The morning huddle. The daily scrum. The stand-up.
Whatever you call it, this first meeting of the day is a powerful tool utilized by teams all over the world.
Morning meetings can be held every day or just 1-2 times per week. Regardless, they provide the opportunity to bring a team together to align around common goals and purpose. And to facilitate the best interactions during these huddles, the team leader needs to be prepared with some solid morning meeting questions.
First, what are the benefits of having a brief morning meeting?
When you gather your team for an intentional and focused discussion at the beginning of the day, it can help with:
- Clarifying top priorities
- Sorting out competing requests
- Surfacing concerns
- Preventing misunderstandings
- Resolving problems
- Pivoting in response to change
- Creating personal connection and trust
- Showing support
- Celebrating small and big wins
- Reinforcing cultural values
Why do you need to be prepared with morning meeting questions?
We’ve all been in poorly-run meetings before. Ugh! They’re painful. An inefficient or unorganized meeting can do more harm than good. If you’re the leader of that type of meeting, your credibility and influence will take a hit.
And if bad meetings become commonplace, team culture can be negatively impacted. Employees who have to attend will become frustrated, start to disengage, and stop speaking up with essential feedback and input. Meetings then become 1-way, where the leader’s doing all the talking as opposed to engaging in 2-way conversations that add value.
Regardless of whether you’re a seasoned or new leader, you may benefit from having a broader palette of morning meeting questions to use when guiding these gatherings.

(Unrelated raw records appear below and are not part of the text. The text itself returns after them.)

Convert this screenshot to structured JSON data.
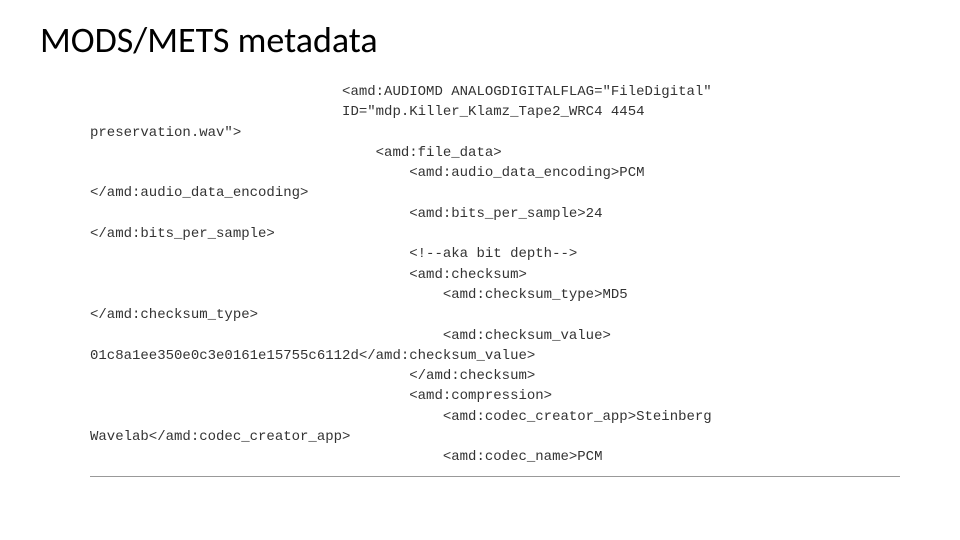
{
  "title": "MODS/METS metadata",
  "lines": [
    "                              <amd:AUDIOMD ANALOGDIGITALFLAG=\"FileDigital\"",
    "                              ID=\"mdp.Killer_Klamz_Tape2_WRC4 4454",
    "preservation.wav\">",
    "                                  <amd:file_data>",
    "                                      <amd:audio_data_encoding>PCM",
    "</amd:audio_data_encoding>",
    "                                      <amd:bits_per_sample>24",
    "</amd:bits_per_sample>",
    "",
    "                                      <!--aka bit depth-->",
    "                                      <amd:checksum>",
    "                                          <amd:checksum_type>MD5",
    "</amd:checksum_type>",
    "",
    "                                          <amd:checksum_value>",
    "01c8a1ee350e0c3e0161e15755c6112d</amd:checksum_value>",
    "                                      </amd:checksum>",
    "                                      <amd:compression>",
    "                                          <amd:codec_creator_app>Steinberg",
    "Wavelab</amd:codec_creator_app>",
    "                                          <amd:codec_name>PCM"
  ]
}
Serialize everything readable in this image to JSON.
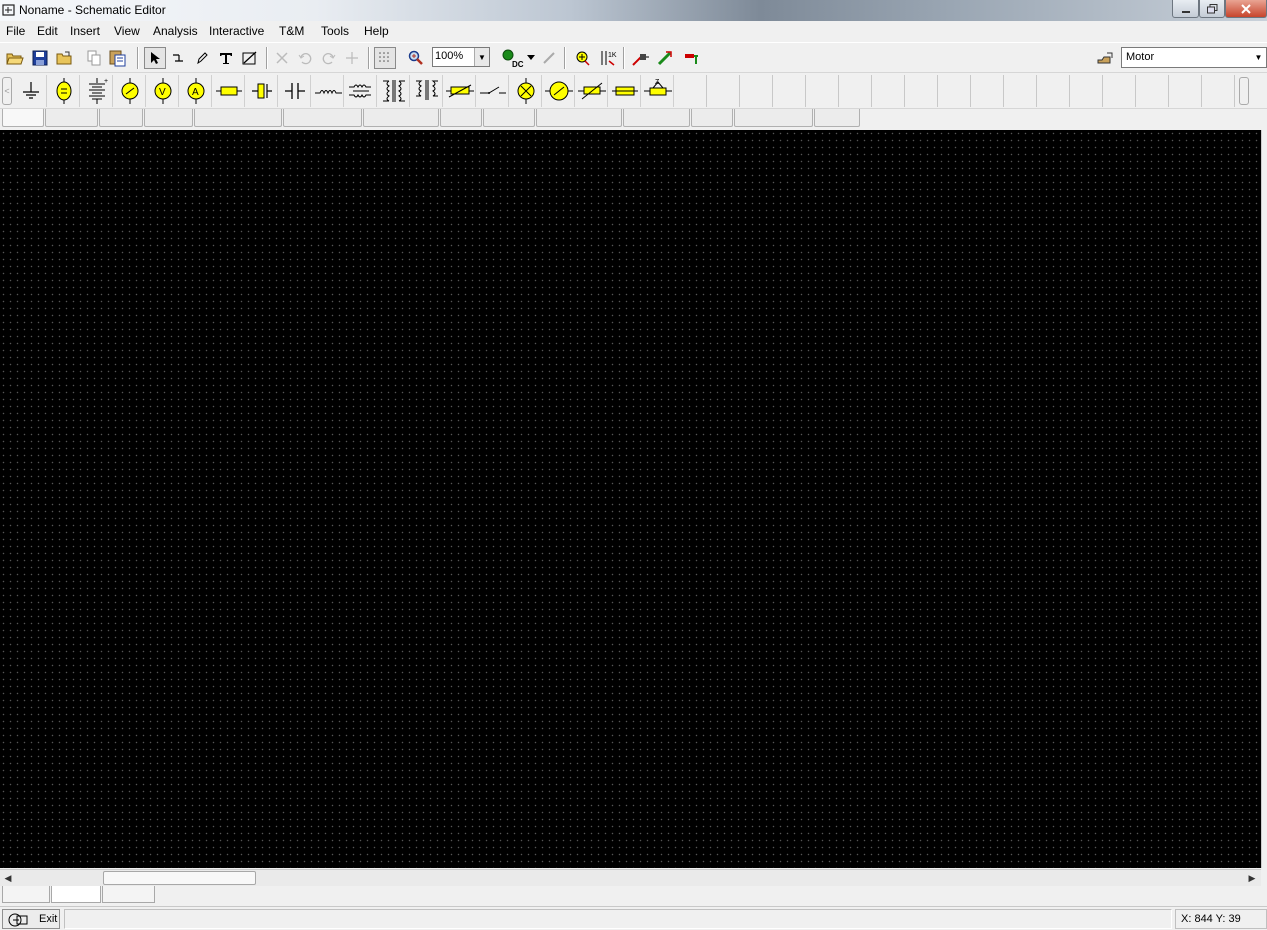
{
  "window": {
    "title": "Noname - Schematic Editor",
    "controls": [
      "minimize",
      "maximize",
      "close"
    ]
  },
  "menubar": {
    "items": [
      {
        "label": "File"
      },
      {
        "label": "Edit"
      },
      {
        "label": "Insert"
      },
      {
        "label": "View"
      },
      {
        "label": "Analysis"
      },
      {
        "label": "Interactive"
      },
      {
        "label": "T&M"
      },
      {
        "label": "Tools"
      },
      {
        "label": "Help"
      }
    ]
  },
  "toolbar": {
    "zoom_value": "100%",
    "component_value": "Motor",
    "dc_label": "DC",
    "buttons": [
      "open-icon",
      "save-icon",
      "open-folder-icon",
      "copy-icon",
      "paste-icon",
      "select-arrow-icon",
      "wire-icon",
      "pencil-icon",
      "text-icon",
      "line-icon",
      "delete-icon",
      "undo-icon",
      "redo-icon",
      "junction-icon",
      "grid-icon",
      "zoom-icon",
      "dc-analysis-icon",
      "probe-icon",
      "meter-icon",
      "component-value-icon",
      "voltage-pin-icon",
      "current-arrow-icon",
      "test-point-icon",
      "component-finder-icon"
    ]
  },
  "components": [
    "ground-icon",
    "battery-icon",
    "multi-battery-icon",
    "voltage-source-icon",
    "voltmeter-icon",
    "ammeter-icon",
    "resistor-icon",
    "capacitor-icon",
    "nonpolar-capacitor-icon",
    "inductor-icon",
    "coupled-inductor-icon",
    "transformer-icon",
    "ideal-transformer-icon",
    "potentiometer-icon",
    "switch-icon",
    "lamp-icon",
    "motor-icon",
    "varistor-icon",
    "fuse-icon",
    "impedance-icon"
  ],
  "statusbar": {
    "exit_label": "Exit",
    "coordinates": "X: 844  Y: 39"
  },
  "colors": {
    "canvas": "#000000",
    "grid_dot": "#555555",
    "component_fill": "#ffff00",
    "chrome": "#f0f0f0"
  }
}
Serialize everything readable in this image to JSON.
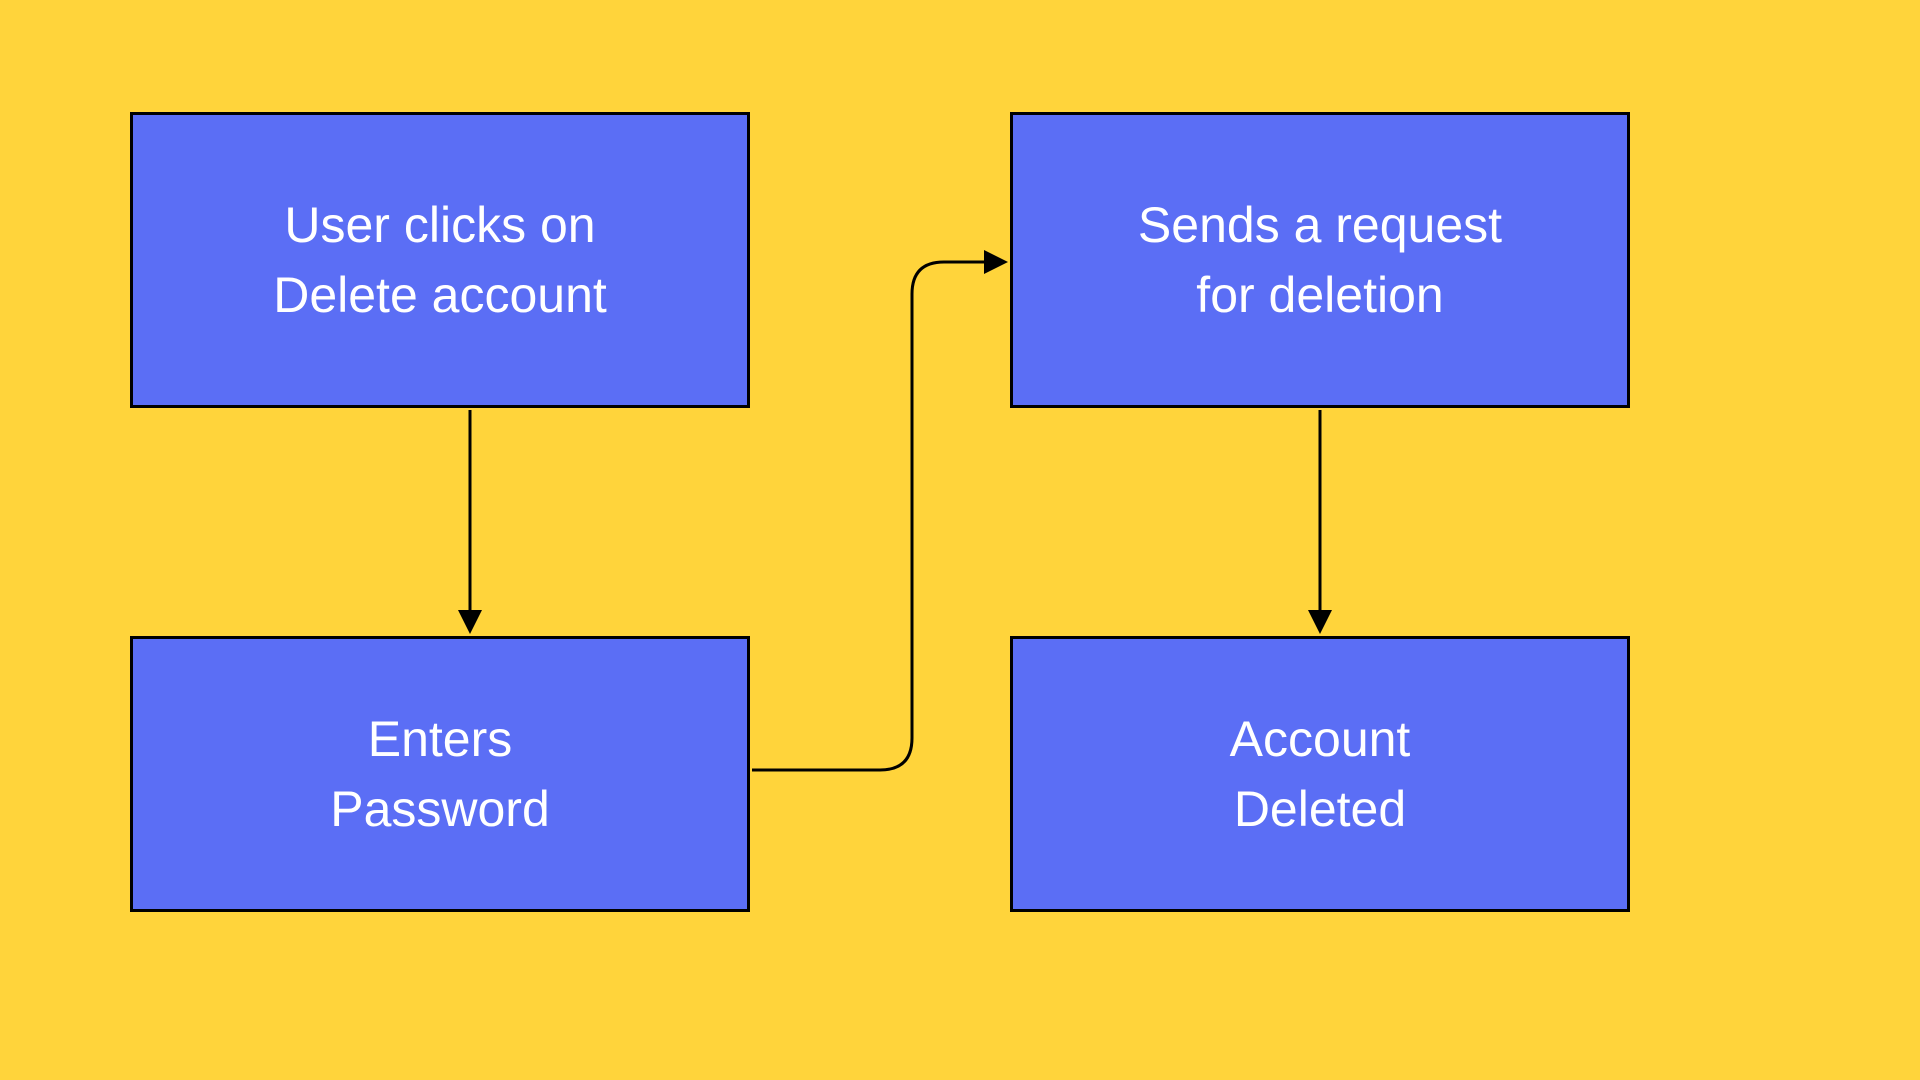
{
  "diagram": {
    "nodes": {
      "n1": {
        "label": "User clicks on\nDelete  account"
      },
      "n2": {
        "label": "Enters\nPassword"
      },
      "n3": {
        "label": "Sends a request\nfor deletion"
      },
      "n4": {
        "label": "Account\nDeleted"
      }
    },
    "edges": [
      {
        "from": "n1",
        "to": "n2"
      },
      {
        "from": "n2",
        "to": "n3"
      },
      {
        "from": "n3",
        "to": "n4"
      }
    ],
    "colors": {
      "background": "#ffd43b",
      "node_fill": "#5b6ef5",
      "node_border": "#000000",
      "arrow": "#000000",
      "text": "#ffffff"
    }
  }
}
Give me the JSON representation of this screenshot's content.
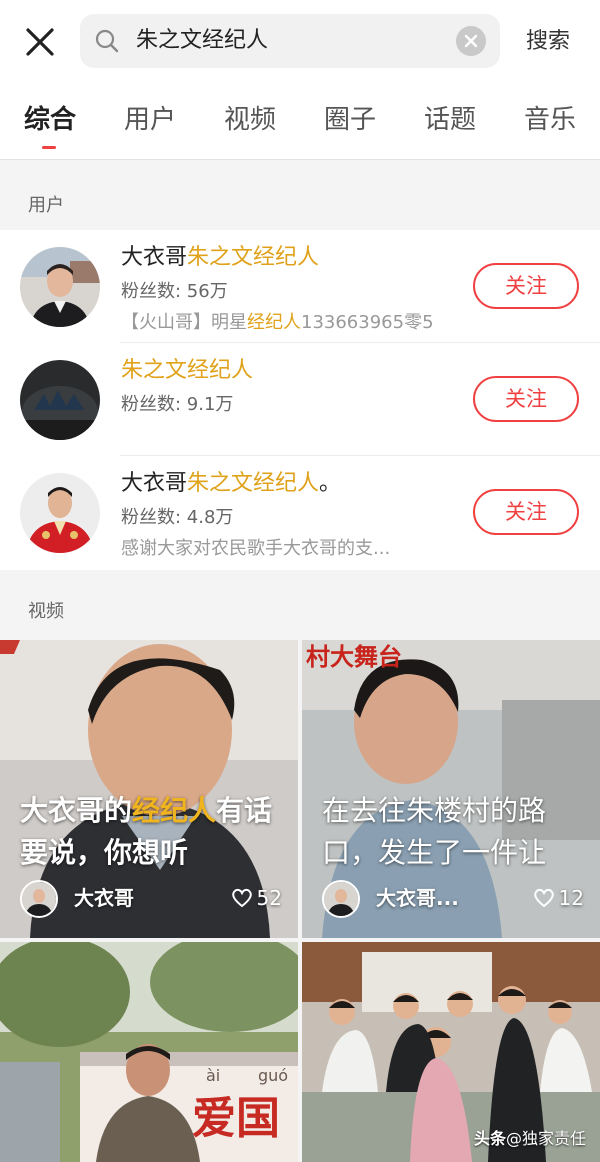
{
  "search": {
    "query": "朱之文经纪人",
    "submit_label": "搜索"
  },
  "tabs": [
    {
      "label": "综合",
      "active": true
    },
    {
      "label": "用户"
    },
    {
      "label": "视频"
    },
    {
      "label": "圈子"
    },
    {
      "label": "话题"
    },
    {
      "label": "音乐"
    }
  ],
  "users_section": {
    "title": "用户",
    "users": [
      {
        "name_prefix": "大衣哥",
        "name_highlight": "朱之文经纪人",
        "name_suffix": "",
        "fans": "粉丝数: 56万",
        "desc_prefix": "【火山哥】明星",
        "desc_highlight": "经纪人",
        "desc_suffix": "133663965零5",
        "follow_label": "关注"
      },
      {
        "name_prefix": "",
        "name_highlight": "朱之文经纪人",
        "name_suffix": "",
        "fans": "粉丝数: 9.1万",
        "follow_label": "关注"
      },
      {
        "name_prefix": "大衣哥",
        "name_highlight": "朱之文经纪人",
        "name_suffix": "。",
        "fans": "粉丝数: 4.8万",
        "desc": "感谢大家对农民歌手大衣哥的支...",
        "follow_label": "关注"
      }
    ]
  },
  "videos_section": {
    "title": "视频",
    "videos": [
      {
        "caption_prefix": "大衣哥的",
        "caption_highlight": "经纪人",
        "caption_suffix": "有话要说，你想听",
        "author": "大衣哥",
        "likes": "52",
        "banner": ""
      },
      {
        "caption_prefix": "在去往朱楼村的路口，发生了一件让",
        "caption_highlight": "",
        "caption_suffix": "",
        "author": "大衣哥...",
        "likes": "12",
        "banner": "村大舞台"
      },
      {
        "sign_pinyin_1": "ài",
        "sign_pinyin_2": "guó",
        "sign_text": "爱国"
      },
      {}
    ]
  },
  "watermark": {
    "brand": "头条",
    "handle": "@独家责任"
  },
  "colors": {
    "accent": "#f04142",
    "highlight": "#e0a21a"
  }
}
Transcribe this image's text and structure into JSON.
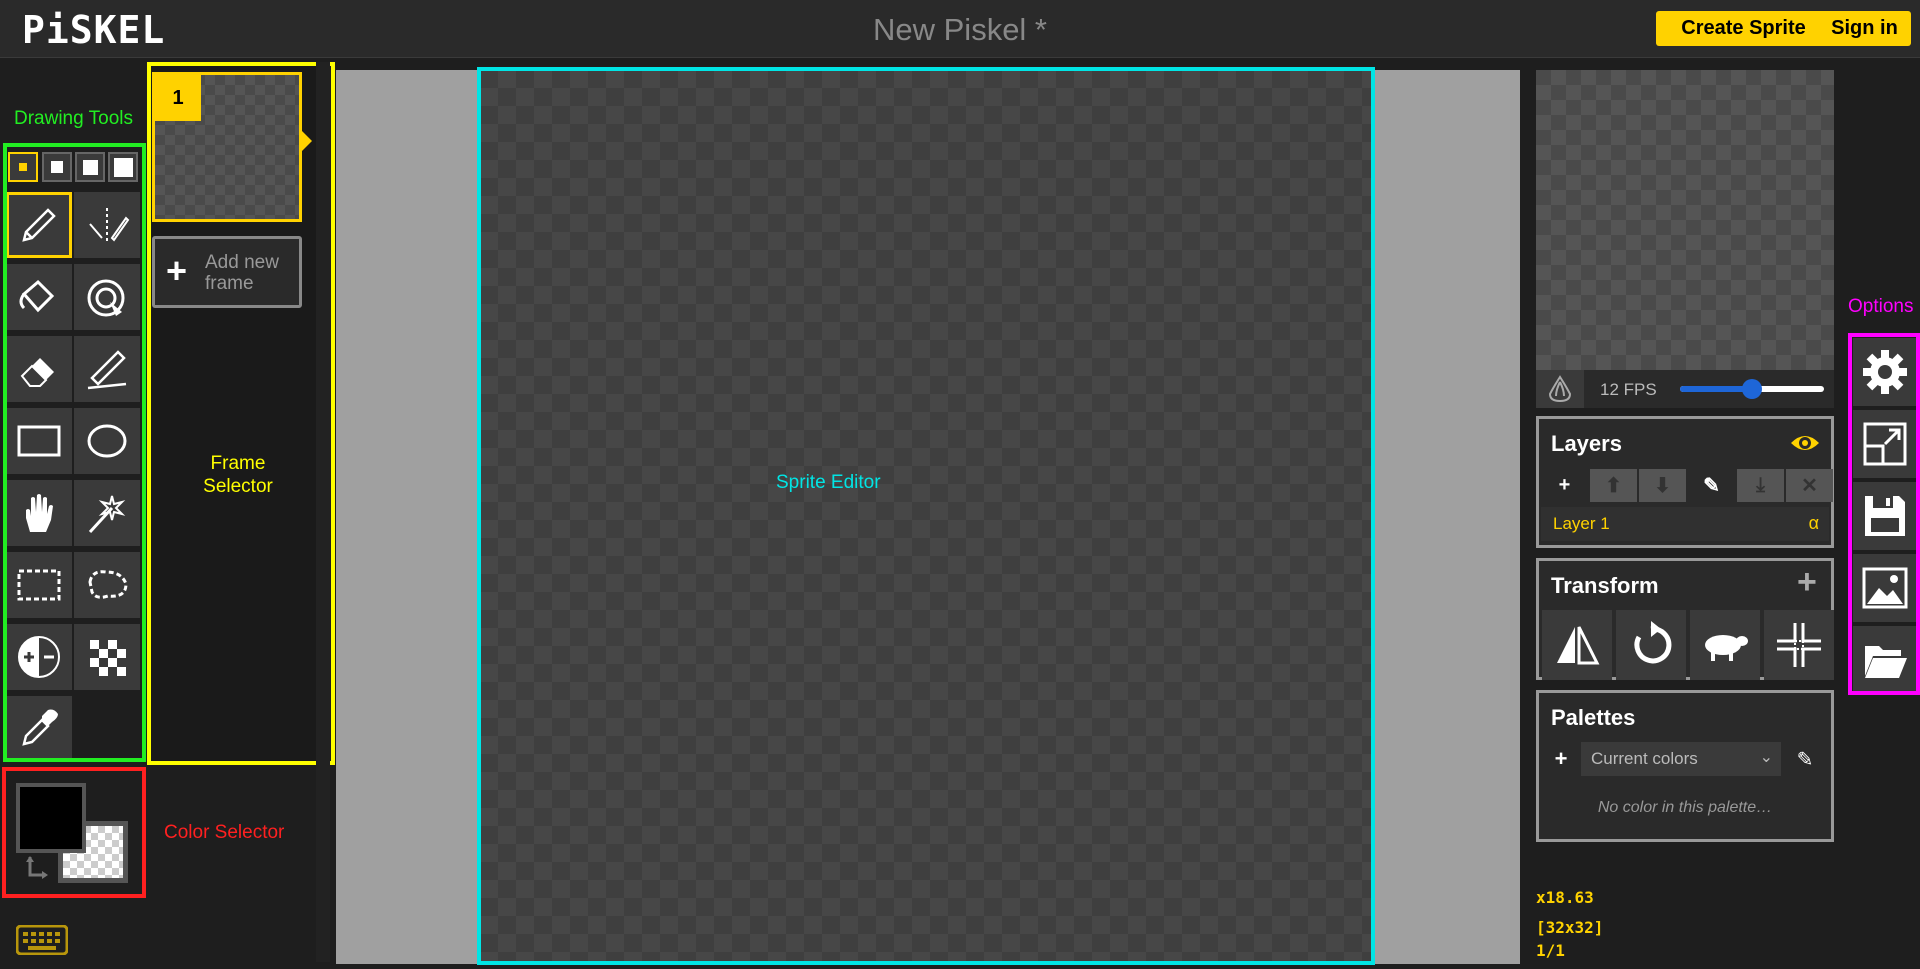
{
  "header": {
    "logo": "PiSKEL",
    "title": "New Piskel *",
    "create_sprite": "Create Sprite",
    "sign_in": "Sign in"
  },
  "annotations": {
    "drawing_tools": "Drawing Tools",
    "frame_selector": "Frame Selector",
    "sprite_editor": "Sprite Editor",
    "color_selector": "Color Selector",
    "options": "Options"
  },
  "tools": [
    "pencil-icon",
    "vertical-mirror-pen-icon",
    "paint-bucket-icon",
    "paint-all-same-color-icon",
    "eraser-icon",
    "stroke-icon",
    "rectangle-icon",
    "circle-icon",
    "move-hand-icon",
    "shape-selection-icon",
    "rectangle-selection-icon",
    "lasso-selection-icon",
    "lighten-darken-icon",
    "dithering-icon",
    "color-picker-icon"
  ],
  "frames": {
    "items": [
      {
        "number": "1"
      }
    ],
    "add_new_frame": "Add new frame"
  },
  "preview": {
    "fps_label": "12 FPS",
    "fps_value": 12
  },
  "layers": {
    "title": "Layers",
    "items": [
      {
        "name": "Layer 1",
        "alpha_label": "α"
      }
    ]
  },
  "transform": {
    "title": "Transform",
    "tools": [
      "flip-icon",
      "rotate-icon",
      "clone-sheep-icon",
      "center-icon"
    ]
  },
  "palettes": {
    "title": "Palettes",
    "selected": "Current colors",
    "empty_message": "No color in this palette…"
  },
  "status": {
    "zoom": "x18.63",
    "size": "[32x32]",
    "frame_counter": "1/1"
  },
  "colors": {
    "primary": "#000000",
    "accent": "#ffd200",
    "tools_outline": "#00ff00",
    "frames_outline": "#ffff00",
    "editor_outline": "#00ffff",
    "color_outline": "#ff0000",
    "options_outline": "#ff00ff"
  }
}
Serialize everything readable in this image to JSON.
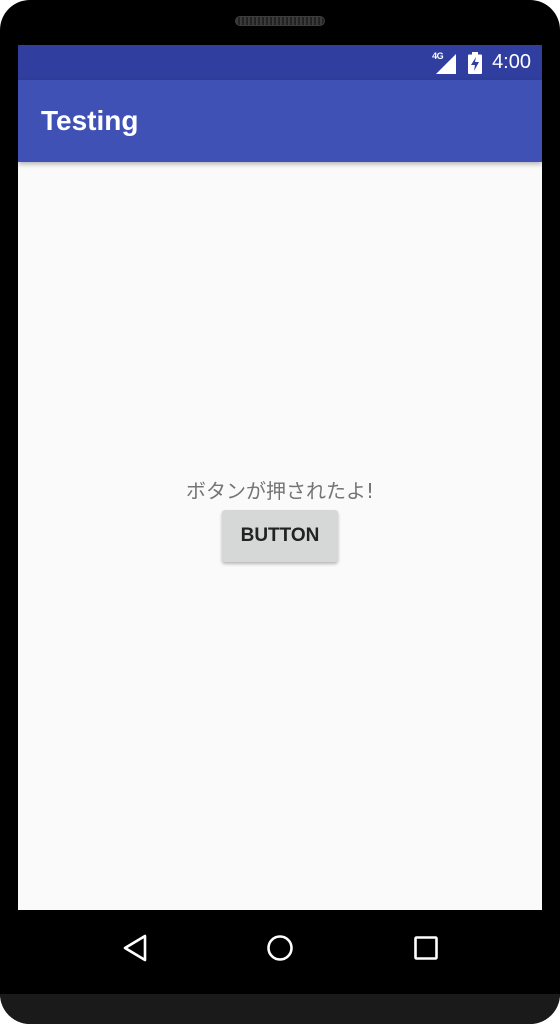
{
  "status_bar": {
    "network_type": "4G",
    "time": "4:00",
    "icons": [
      "signal-icon",
      "battery-charging-icon"
    ]
  },
  "app_bar": {
    "title": "Testing"
  },
  "main": {
    "message": "ボタンが押されたよ!",
    "button_label": "BUTTON"
  },
  "navigation": {
    "icons": [
      "back-icon",
      "home-icon",
      "recents-icon"
    ]
  },
  "colors": {
    "status_bar": "#303f9f",
    "app_bar": "#3f51b5",
    "background": "#fafafa",
    "button": "#d6d7d7"
  }
}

"If you aren't meeting regularly with your team, you don't have a team. What you really have is a collection of boxes on an org chart." - Barbara Burke
Try these morning meeting questions in your next team huddle:
Questions that create personal connection – Don’t discount the positive impact of building personal connection with your team, especially at the beginning of a meeting. As long as it’s done genuinely, it’ll build rapport and encourage a casual and open vibe for the rest of the discussion.
- How are you feeling today?
- How is your family doing?
- How was your weekend/trip?
- What’s the latest with your (kids or pets)?
Questions that check-in on projects – It’s important for leaders to get status updates from their employees, but sometimes this can easily turn into micromanaging or giving orders. Instead, try these open-ended questions.
- How are you feeling about ______ ?
- What’s the latest on ______?
- How’s it going with _____?
- What’s your next step with _____?
Questions that surface challenges — These questions can help address problems (big or small) before they boil over into a crisis.
- What, if anything, is stressing you out right now?
- What, if anything, are you nervous about?
- What would make your work easier?
- What’s keeping you up at night?
Questions that offer support – It’s crucial that your team feels you have their back and are willing to jump in to provide help or guidance.
- What support do you need?
- What can I help clarify?
- What might you delegate?
- What other resources do you wish you had?
Questions that help motivate – It can be powerful to help your team connect with the “why” behind a project or task.
- What’s exciting you about this right now?
- How do you think this project will help the company/team?
- Let’s get crystal clear – why do you think we’re taking on this project?
- What feels meaningful to you about this work?
Questions that inspire optimism – Promoting a positive mindset can go a long way in enabling your team to move through challenges and change.
- What’s something you’re grateful for?
- What are you looking forward to about this?
- What small wins have we experienced today or this week?
- What strengths do we have that’ll help us get through this challenge?
Questions that align priorities – It’s easy for people to feel bogged down with tasks and unsure of where to dedicate their time. Helping your staff with time management can help them feel supported and like they’re headed in the right direction.
- What’s on your priority list right now?
- What priorities feel like they’re competing right now?
- What are your top 3 priorities for today?
- What’s our most important goal right now?